Asset Misappropriation II: Fraudulent Disbursements

Now we follow the money out the door. Fraudulent disbursement schemes are how employees make the organization pay out money it never should have — and here's the structural point that matters most: unlike skimming, these are on-book schemes. The thief uses the company's own payment process — accounts payable, payroll, the expense system, the checkbook, the cash register — so there is always a recorded transaction.

It just rests on a lie. The payment looks legitimate on its face; the fraud is in the underlying claim that justified it. That dual nature makes disbursement fraud both the most lucrative category of asset misappropriation, because the company's whole machinery is cutting the checks for you, and at the same time the most detectable, because every scheme leaves a record you can test if you know where to look.

The exam treats this as a taxonomy question, so memorize the five families as a set: billing schemes, payroll schemes, expense-reimbursement schemes, check tampering, and register disbursements. Picture them as the five doors money can walk out of. Let's walk each one.

Billing schemes are the largest disbursement category by both frequency and loss, so the exam leans on them hard. The idea is simple: cause the company to pay an invoice it shouldn't. There are three sub-types to keep straight.

In a shell-company scheme, the fraudster sets up a fictitious vendor — sometimes nothing more than a mailbox and a bank account in a name that sounds plausible — and submits invoices for goods or services that were never delivered, then approves and pays them. In a pass-through scheme, there's a real intermediary, but it's an entity the employee secretly controls; that intermediary buys goods at the market price, then resells them to the employer at an inflated markup, and the employee pockets the spread.

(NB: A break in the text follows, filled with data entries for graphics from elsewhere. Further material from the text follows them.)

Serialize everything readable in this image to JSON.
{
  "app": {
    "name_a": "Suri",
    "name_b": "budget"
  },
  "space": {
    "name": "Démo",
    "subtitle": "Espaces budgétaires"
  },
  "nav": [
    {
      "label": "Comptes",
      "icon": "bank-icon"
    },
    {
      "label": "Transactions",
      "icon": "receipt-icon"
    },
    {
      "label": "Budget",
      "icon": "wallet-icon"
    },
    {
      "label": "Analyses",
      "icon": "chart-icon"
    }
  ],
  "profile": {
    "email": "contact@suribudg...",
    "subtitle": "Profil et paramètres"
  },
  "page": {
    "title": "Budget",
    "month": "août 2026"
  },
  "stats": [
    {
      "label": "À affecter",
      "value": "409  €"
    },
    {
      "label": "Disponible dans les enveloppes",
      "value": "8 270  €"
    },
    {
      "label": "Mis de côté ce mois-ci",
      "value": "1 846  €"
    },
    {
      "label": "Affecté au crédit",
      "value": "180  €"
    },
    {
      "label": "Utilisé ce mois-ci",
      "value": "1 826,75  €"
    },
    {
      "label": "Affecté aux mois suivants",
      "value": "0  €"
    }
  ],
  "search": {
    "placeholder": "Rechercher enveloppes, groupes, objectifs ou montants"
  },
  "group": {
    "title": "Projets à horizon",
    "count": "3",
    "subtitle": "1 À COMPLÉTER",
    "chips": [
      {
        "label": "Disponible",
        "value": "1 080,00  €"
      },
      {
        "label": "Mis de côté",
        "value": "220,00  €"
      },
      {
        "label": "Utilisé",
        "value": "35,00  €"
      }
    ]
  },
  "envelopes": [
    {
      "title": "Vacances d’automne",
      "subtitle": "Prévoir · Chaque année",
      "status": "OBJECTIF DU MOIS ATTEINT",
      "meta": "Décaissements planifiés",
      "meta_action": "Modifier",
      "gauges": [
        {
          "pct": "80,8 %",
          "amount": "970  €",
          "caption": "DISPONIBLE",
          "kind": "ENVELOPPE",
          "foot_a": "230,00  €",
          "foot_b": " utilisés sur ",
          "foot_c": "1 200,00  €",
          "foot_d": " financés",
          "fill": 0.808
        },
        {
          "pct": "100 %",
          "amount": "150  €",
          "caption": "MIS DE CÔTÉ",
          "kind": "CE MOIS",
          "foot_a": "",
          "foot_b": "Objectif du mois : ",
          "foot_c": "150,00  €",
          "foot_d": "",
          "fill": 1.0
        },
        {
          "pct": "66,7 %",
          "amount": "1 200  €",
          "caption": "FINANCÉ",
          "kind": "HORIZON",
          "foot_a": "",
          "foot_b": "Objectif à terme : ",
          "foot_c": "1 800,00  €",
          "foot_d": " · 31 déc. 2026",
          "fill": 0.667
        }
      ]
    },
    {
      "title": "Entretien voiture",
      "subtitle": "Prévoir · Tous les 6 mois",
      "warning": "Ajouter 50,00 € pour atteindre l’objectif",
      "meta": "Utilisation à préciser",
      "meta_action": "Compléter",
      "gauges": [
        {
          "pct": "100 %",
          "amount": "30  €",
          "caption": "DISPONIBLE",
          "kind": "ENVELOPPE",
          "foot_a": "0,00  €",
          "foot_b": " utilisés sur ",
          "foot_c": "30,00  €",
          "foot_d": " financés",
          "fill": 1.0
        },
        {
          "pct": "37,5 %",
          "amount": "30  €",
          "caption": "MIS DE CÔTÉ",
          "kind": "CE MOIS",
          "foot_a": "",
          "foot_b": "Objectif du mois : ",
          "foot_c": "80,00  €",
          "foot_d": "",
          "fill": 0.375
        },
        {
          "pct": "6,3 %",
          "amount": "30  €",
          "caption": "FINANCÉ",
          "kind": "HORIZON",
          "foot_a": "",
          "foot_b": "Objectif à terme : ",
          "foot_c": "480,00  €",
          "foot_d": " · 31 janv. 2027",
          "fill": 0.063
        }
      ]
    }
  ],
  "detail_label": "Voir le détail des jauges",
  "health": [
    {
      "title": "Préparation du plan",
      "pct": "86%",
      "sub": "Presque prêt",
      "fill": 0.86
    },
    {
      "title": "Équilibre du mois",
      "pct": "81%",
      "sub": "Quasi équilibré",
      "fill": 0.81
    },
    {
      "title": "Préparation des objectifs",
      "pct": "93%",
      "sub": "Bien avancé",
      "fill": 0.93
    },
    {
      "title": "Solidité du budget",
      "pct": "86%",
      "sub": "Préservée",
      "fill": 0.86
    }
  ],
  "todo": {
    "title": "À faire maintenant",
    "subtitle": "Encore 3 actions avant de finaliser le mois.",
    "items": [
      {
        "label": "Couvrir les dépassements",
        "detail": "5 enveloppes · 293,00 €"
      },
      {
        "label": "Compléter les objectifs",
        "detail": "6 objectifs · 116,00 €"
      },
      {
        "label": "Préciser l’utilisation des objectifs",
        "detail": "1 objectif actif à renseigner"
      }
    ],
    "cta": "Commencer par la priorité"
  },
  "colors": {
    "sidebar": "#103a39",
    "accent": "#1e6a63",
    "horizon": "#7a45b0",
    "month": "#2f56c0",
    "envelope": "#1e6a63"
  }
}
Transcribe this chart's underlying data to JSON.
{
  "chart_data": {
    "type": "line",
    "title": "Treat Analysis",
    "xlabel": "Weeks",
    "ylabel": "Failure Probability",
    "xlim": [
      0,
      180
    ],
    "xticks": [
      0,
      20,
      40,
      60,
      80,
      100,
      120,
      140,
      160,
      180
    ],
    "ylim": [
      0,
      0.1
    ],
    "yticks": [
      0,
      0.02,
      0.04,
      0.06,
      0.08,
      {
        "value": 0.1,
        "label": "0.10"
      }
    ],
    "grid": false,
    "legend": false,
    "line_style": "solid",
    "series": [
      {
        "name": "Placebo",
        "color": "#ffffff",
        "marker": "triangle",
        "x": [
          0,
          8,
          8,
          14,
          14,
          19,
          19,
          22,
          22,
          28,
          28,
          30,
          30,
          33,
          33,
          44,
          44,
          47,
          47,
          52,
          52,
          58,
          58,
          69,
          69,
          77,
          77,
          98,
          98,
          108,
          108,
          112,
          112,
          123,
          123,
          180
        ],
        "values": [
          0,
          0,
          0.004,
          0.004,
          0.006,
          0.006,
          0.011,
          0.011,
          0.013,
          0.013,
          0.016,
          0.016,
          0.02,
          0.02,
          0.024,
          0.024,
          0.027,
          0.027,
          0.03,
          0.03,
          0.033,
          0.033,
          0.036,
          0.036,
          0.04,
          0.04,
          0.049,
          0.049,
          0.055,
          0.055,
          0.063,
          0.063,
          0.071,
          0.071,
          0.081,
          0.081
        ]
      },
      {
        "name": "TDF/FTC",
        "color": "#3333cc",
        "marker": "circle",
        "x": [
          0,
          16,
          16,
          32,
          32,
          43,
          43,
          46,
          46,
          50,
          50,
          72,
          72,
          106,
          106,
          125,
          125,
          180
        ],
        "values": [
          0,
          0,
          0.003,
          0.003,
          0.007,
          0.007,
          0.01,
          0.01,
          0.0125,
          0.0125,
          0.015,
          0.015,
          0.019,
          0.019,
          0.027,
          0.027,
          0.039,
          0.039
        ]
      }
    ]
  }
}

The pass-through is sneakier than the shell company because real goods actually change hands, so the only thing wrong is the price.

And in a personal-purchase scheme, the employee skips the fake vendor entirely and just buys personal items on the company account or company card. The red flags to memorize: vendors with only a P-O-box address, invoices priced just under an approval limit, vendor names suspiciously similar to a legitimate supplier's, sudden spikes in spending with one vendor, and an employee who insists on personally handling everything about a single vendor and resists anyone else touching the account.

Two more families ride on routine, high-volume payments. Payroll schemes include the ghost employee — a fake or terminated worker kept on the payroll so someone collects the checks — plus falsified hours, inflated commissions, and bogus bonuses. Expense-reimbursement schemes come in four flavors the exam likes to test: mischaracterized expenses, where a personal cost is billed as business; overstated expenses, where a real cost is inflated; fictitious expenses, invented from nothing; and multiple reimbursements, where the same receipt is submitted more than once.

Both families thrive on volume and weak review, which is why analytics — duplicate-payment tests, employees whose addresses match a vendor's — catch so many of them.

The last two families. Check tampering is distinctive because the fraudster physically prepares or alters the payment instrument — forging the signature of the person authorized to sign, forging an endorsement, altering the payee, or, as an authorized signer, simply cutting a check to themselves. Register-disbursement schemes happen at the point of sale, where an employee processes a false void or a false refund to pull cash out of the register and make the books still balance.

The false void cancels a legitimate sale so the cash the customer paid can be lifted; the false refund records a return that never happened so cash flows back out to the employee. Note the contrast with skimming from the last lecture: a false refund is on-book — there's an entry, a recorded refund transaction — whereas unrecorded sales were off-book with no entry at all. Same register, completely different evidence trail, and the exam will test whether you can tell which one you're looking at.

If there's a recorded transaction behind the missing cash, you're in disbursement territory, not skimming.

The defense is structural. Segregate the three incompatible duties — authorizing a payment, having custody of the funds, and recording the transaction — so no one person controls a payment end to end. Lock down the vendor master file so new vendors get independent vetting.

Use positive pay at the bank to stop altered checks, and run data analytics for duplicate payments, round-dollar invoices, and vendor-employee address matches. On the exam, your move is two steps: first place the scheme in one of the five families, then name the specific sub-scheme. A scenario about a fake vendor is a billing shell-company scheme; a terminated worker still being paid is a ghost-employee payroll scheme.

Next, we leave cash behind for inventory and other non-cash assets.